Nonreciprocal Amplification Transition in a Driven-Dissipative Quantum Network

TL;DR

This paper explores how nonreciprocal amplification in driven-dissipative quantum networks relates to topological and edge state phenomena, revealing new insights for long-range coupled systems.

Contribution

It uncovers the connection between nonreciprocal amplification transitions and zero-energy edge states in long-range coupled quantum networks.

Findings

Nonreciprocal amplification linked to topological phase transition in short-range coupling.

In long-range coupling, amplification transition relates to zero-energy edge states.

Analysis of stability, crossover, and bandwidth of amplification.

Abstract

We study the transport properties of a driven-dissipative quantum network, where multiple bosonic cavities such as photonic microcavities are coupled through a nonreciprocal bus with unidirectional transmission. For short-range coupling between the cavities, the occurrence of nonreciprocal amplification can be linked to a topological phase transition of the underlying dynamic Hamiltonian.
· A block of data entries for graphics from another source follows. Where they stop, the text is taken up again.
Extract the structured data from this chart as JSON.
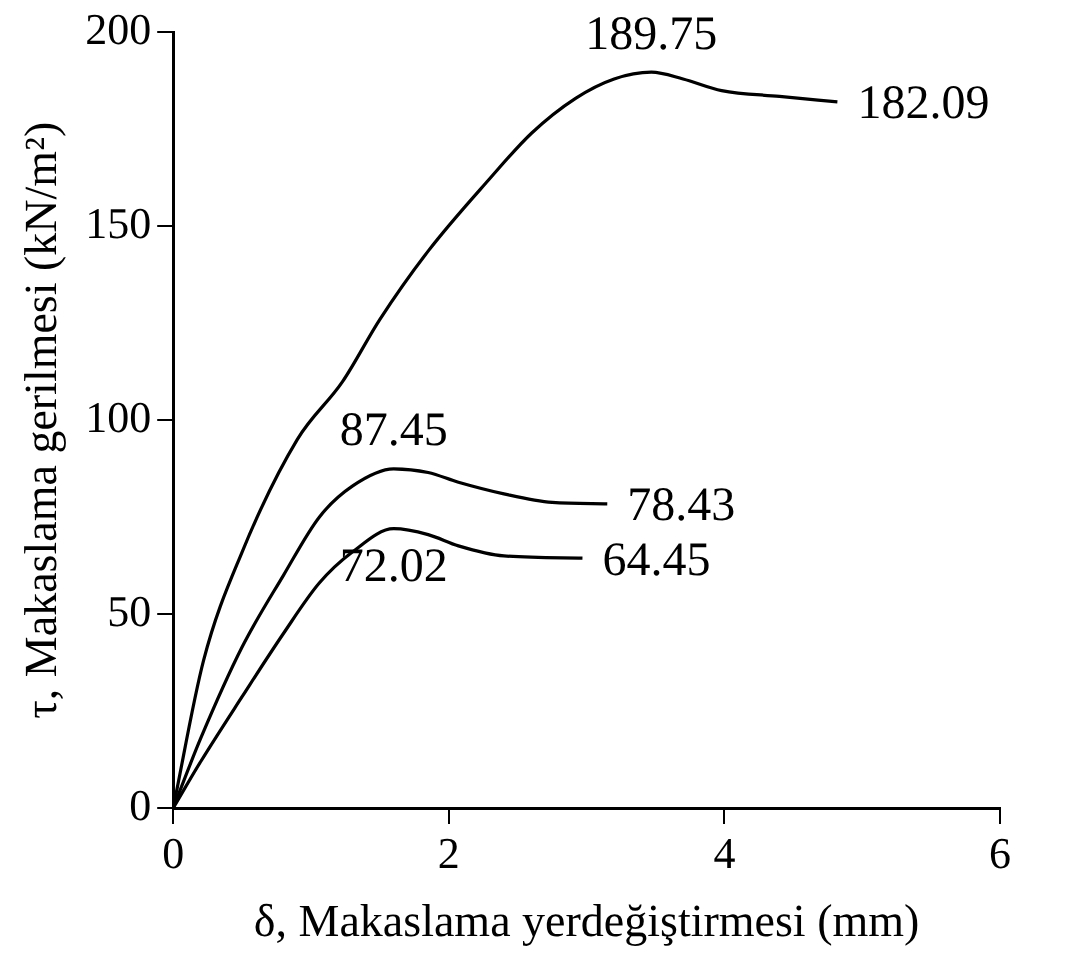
{
  "chart_data": {
    "type": "line",
    "xlabel": "δ, Makaslama yerdeğiştirmesi (mm)",
    "ylabel": "τ, Makaslama gerilmesi (kN/m²)",
    "xlim": [
      0,
      6
    ],
    "xticks": [
      0,
      2,
      4,
      6
    ],
    "ylim": [
      0,
      200
    ],
    "yticks": [
      0,
      50,
      100,
      150,
      200
    ],
    "grid": false,
    "legend": false,
    "marker": "none",
    "line_style": "solid",
    "series": [
      {
        "color": "#000000",
        "x": [
          0,
          0.22,
          0.5,
          0.9,
          1.23,
          1.5,
          1.85,
          2.29,
          2.6,
          2.92,
          3.2,
          3.47,
          3.7,
          3.98,
          4.4,
          4.82
        ],
        "values": [
          0,
          38,
          66,
          95,
          110,
          126,
          143.6,
          162,
          174,
          183,
          188,
          189.75,
          188,
          185,
          183.5,
          182.09
        ]
      },
      {
        "color": "#000000",
        "x": [
          0,
          0.2,
          0.5,
          0.8,
          1.06,
          1.3,
          1.6,
          1.85,
          2.07,
          2.4,
          2.75,
          3.15
        ],
        "values": [
          0,
          18,
          41.5,
          60,
          75,
          83,
          87.45,
          86.5,
          84,
          81,
          78.8,
          78.43
        ]
      },
      {
        "color": "#000000",
        "x": [
          0,
          0.2,
          0.5,
          0.8,
          1.06,
          1.3,
          1.6,
          1.85,
          2.07,
          2.4,
          2.97
        ],
        "values": [
          0,
          12,
          28.7,
          45,
          58,
          66,
          72.02,
          70.5,
          67.6,
          65,
          64.45
        ]
      }
    ],
    "annotations": [
      {
        "text": "189.75",
        "x": 3.47,
        "y": 189.75
      },
      {
        "text": "182.09",
        "x": 4.82,
        "y": 182.09
      },
      {
        "text": "87.45",
        "x": 1.6,
        "y": 87.45
      },
      {
        "text": "78.43",
        "x": 3.15,
        "y": 78.43
      },
      {
        "text": "72.02",
        "x": 1.6,
        "y": 72.02
      },
      {
        "text": "64.45",
        "x": 2.97,
        "y": 64.45
      }
    ]
  }
}
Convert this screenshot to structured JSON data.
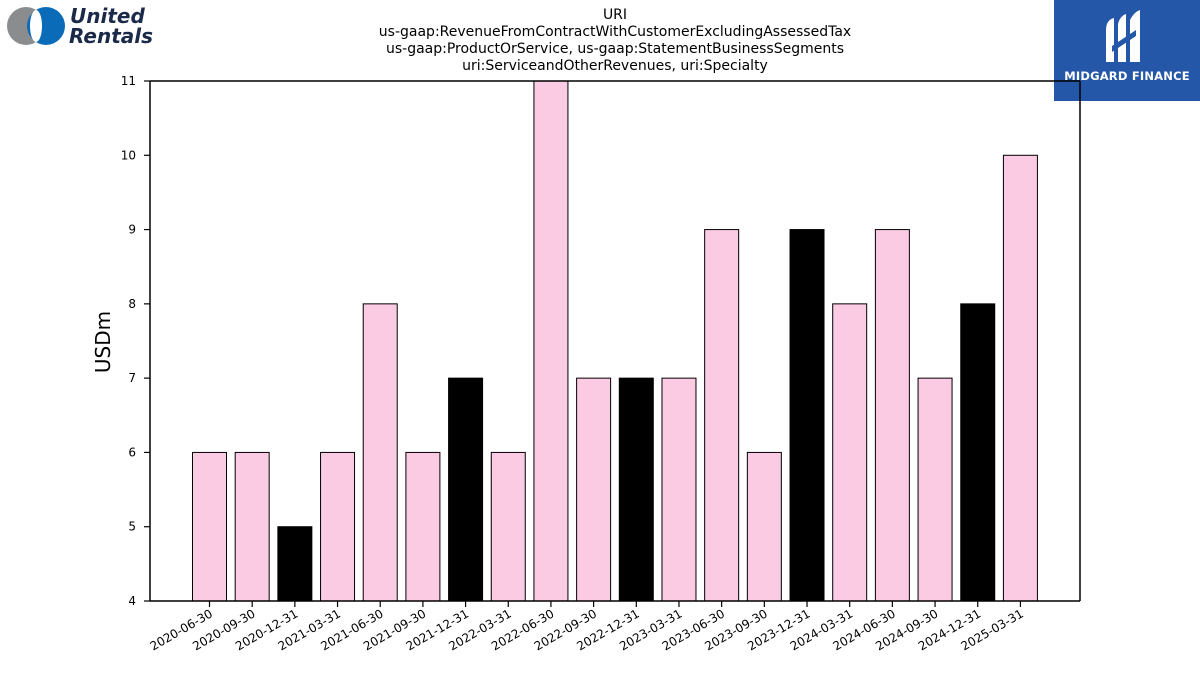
{
  "logos": {
    "left_line1": "United",
    "left_line2": "Rentals",
    "right_text": "MIDGARD FINANCE"
  },
  "colors": {
    "pink": "#fbcbe4",
    "black": "#000000",
    "brand_blue": "#2457a7",
    "ur_blue": "#0a6bb8",
    "ur_gray": "#8a8c8e"
  },
  "chart_data": {
    "type": "bar",
    "title_lines": [
      "URI",
      "us-gaap:RevenueFromContractWithCustomerExcludingAssessedTax",
      "us-gaap:ProductOrService, us-gaap:StatementBusinessSegments",
      "uri:ServiceandOtherRevenues, uri:Specialty"
    ],
    "xlabel": "",
    "ylabel": "USDm",
    "ylim": [
      4,
      11
    ],
    "yticks": [
      4,
      5,
      6,
      7,
      8,
      9,
      10,
      11
    ],
    "grid": false,
    "categories": [
      "2020-06-30",
      "2020-09-30",
      "2020-12-31",
      "2021-03-31",
      "2021-06-30",
      "2021-09-30",
      "2021-12-31",
      "2022-03-31",
      "2022-06-30",
      "2022-09-30",
      "2022-12-31",
      "2023-03-31",
      "2023-06-30",
      "2023-09-30",
      "2023-12-31",
      "2024-03-31",
      "2024-06-30",
      "2024-09-30",
      "2024-12-31",
      "2025-03-31"
    ],
    "values": [
      6,
      6,
      5,
      6,
      8,
      6,
      7,
      6,
      11,
      7,
      7,
      7,
      9,
      6,
      9,
      8,
      9,
      7,
      8,
      10
    ],
    "bar_colors": [
      "pink",
      "pink",
      "black",
      "pink",
      "pink",
      "pink",
      "black",
      "pink",
      "pink",
      "pink",
      "black",
      "pink",
      "pink",
      "pink",
      "black",
      "pink",
      "pink",
      "pink",
      "black",
      "pink"
    ]
  }
}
However, for long-range coupling, we find that the nonreciprocal amplification transition deviates drastically from the topological phase transition. Nonetheless, we show that the nonreciprocal amplification transition can be connected to the emergence of zero-energy edge states of an auxiliary Hamiltonian with chiral symmetry even in the long-range coupling limit. We also investigate the stability, the crossover from short to long-range coupling, and the bandwidth of the nonreciprocal amplification. Our work has potential application in signal transmission and amplification, and also opens a window to non-Hermitian systems with long-range coupling and nontrivial boundary effects.